Effects of afatinib on hemin-induced HO-1 expression. (A) Primary cultured cortical neurons were treated with hemin (10–60 μM) for 16 h. (B) Primary cultured cortical neurons were treated with hemin (30 μM) plus afatinib (10 nM) for 16 h. Western blot assay was employed to measure HO-1. Each lane contained 30 μg protein for all experiments. Graphs show statistical results from relative optical density of bands on the blots.

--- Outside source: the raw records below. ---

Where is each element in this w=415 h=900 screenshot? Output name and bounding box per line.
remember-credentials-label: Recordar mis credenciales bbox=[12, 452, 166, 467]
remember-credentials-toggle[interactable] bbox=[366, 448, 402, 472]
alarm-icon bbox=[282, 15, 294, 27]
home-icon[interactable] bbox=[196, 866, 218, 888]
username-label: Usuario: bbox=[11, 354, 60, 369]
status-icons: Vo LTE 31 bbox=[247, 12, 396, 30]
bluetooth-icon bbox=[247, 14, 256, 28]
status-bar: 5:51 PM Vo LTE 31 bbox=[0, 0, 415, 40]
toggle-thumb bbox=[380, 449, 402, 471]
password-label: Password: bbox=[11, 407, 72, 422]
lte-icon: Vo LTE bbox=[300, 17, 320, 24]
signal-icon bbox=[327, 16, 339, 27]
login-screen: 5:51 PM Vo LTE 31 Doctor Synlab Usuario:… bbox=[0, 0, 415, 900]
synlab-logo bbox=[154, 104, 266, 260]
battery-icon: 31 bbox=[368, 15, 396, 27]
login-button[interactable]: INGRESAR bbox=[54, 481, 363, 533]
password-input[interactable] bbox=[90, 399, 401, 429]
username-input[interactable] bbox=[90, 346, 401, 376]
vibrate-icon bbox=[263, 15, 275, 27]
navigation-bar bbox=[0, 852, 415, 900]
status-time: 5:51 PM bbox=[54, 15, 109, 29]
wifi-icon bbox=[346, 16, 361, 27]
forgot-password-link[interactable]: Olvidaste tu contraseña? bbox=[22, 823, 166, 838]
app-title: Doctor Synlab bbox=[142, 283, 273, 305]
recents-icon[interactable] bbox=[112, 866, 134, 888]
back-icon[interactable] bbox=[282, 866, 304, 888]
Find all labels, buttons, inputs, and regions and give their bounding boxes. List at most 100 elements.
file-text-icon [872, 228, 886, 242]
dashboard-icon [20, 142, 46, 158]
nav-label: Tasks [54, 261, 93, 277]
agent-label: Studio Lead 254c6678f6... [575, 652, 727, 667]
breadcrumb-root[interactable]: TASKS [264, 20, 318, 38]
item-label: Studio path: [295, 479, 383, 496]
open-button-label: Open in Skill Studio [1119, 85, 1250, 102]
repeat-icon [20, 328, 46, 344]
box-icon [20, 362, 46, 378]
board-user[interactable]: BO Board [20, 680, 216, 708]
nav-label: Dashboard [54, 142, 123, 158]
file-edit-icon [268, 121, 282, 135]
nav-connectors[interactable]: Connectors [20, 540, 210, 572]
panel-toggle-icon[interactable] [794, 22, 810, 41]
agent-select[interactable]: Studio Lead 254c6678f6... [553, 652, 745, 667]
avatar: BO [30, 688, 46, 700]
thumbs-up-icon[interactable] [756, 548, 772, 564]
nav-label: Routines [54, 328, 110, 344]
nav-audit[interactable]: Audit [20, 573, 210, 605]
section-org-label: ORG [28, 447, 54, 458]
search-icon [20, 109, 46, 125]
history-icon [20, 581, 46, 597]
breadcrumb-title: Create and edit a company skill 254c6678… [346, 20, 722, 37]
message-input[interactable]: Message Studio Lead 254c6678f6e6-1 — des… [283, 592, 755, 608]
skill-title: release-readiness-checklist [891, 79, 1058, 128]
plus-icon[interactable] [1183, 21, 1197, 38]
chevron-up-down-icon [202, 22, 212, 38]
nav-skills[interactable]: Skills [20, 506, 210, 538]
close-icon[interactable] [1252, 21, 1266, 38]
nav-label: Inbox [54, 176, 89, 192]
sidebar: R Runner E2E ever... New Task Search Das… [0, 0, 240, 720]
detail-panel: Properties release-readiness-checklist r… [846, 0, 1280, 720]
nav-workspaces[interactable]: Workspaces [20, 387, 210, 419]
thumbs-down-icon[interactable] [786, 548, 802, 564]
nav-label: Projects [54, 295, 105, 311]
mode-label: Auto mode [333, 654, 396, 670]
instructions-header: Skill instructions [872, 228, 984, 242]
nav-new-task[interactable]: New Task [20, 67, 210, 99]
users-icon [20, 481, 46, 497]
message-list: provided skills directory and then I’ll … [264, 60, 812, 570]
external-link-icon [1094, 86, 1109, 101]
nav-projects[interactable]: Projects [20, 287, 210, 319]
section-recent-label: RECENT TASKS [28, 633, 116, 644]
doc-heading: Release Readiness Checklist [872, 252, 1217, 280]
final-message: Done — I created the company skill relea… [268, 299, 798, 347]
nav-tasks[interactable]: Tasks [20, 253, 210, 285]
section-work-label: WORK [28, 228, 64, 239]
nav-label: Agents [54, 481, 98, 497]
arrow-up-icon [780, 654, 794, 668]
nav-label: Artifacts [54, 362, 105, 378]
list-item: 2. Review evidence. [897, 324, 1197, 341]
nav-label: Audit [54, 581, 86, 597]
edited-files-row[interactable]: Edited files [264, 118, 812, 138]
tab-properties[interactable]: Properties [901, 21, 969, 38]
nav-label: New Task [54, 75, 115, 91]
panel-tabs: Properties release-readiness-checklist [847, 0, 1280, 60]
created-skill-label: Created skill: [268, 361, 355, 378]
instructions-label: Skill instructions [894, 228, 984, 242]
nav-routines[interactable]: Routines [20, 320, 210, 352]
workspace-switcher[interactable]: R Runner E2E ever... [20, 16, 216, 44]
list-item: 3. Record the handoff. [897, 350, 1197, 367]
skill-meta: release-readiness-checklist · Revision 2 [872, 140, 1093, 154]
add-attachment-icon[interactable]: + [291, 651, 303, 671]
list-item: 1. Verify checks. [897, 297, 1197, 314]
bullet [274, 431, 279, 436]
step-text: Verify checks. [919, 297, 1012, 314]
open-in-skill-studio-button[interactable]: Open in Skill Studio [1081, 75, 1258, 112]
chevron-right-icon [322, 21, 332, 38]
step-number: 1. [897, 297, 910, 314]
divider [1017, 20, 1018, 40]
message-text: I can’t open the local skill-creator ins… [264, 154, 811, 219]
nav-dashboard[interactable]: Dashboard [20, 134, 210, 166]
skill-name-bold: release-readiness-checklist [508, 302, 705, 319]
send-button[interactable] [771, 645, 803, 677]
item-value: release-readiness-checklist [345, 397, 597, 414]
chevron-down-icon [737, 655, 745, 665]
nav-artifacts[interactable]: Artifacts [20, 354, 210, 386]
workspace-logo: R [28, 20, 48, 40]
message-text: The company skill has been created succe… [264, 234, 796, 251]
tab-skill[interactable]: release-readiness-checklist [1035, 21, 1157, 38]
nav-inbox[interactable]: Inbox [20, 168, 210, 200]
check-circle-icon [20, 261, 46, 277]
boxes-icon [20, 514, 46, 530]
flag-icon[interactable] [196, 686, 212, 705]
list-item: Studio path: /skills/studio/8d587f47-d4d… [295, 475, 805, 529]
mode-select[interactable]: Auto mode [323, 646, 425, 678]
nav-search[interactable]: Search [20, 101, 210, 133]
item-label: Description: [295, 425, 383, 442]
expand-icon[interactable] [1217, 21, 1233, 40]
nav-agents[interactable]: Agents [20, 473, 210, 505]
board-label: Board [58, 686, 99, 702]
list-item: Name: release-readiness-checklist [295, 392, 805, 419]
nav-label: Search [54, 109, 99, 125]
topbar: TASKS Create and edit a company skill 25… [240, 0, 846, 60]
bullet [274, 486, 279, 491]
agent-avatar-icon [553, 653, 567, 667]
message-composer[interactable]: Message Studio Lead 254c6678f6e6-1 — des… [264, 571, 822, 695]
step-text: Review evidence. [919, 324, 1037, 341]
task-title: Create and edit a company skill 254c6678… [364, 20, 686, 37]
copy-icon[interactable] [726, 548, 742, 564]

Values are the mean ± S.E.M. (n = 3/each group). *p < 0.05 statistically significant in the hemin groups compared with the control groups; ^#P < 0.05 in hemin plus afatinib compared with hemin alone by one-way ANOVA followed by the LSD test as post-hoc method.

FIGURE 6

Effects of afatinib on hemin-induced programmed cell death. (A,B) Primary cultured cortical neurons were treated with hemin (10–60 μM) for 16 h. (C,D) Primary cultured cortical neurons were treated with hemin (30 μM) plus afatinib (10 nM) for 16 h. Western blot assay was employed to measure GPX4 (A,C) and RIP3 (B,D). Each lane contained 30 μg protein for all experiments. Graphs show statistical results from relative optical density of bands on the blots. Values are the mean ± S.E.M. (n = 3/each group). *p < 0.05 statistically significant in the hemin groups compared with the control groups; ^#P < 0.05 in hemin plus afatinib compared with hemin alone by one-way ANOVA followed by the LSD test as post-hoc method.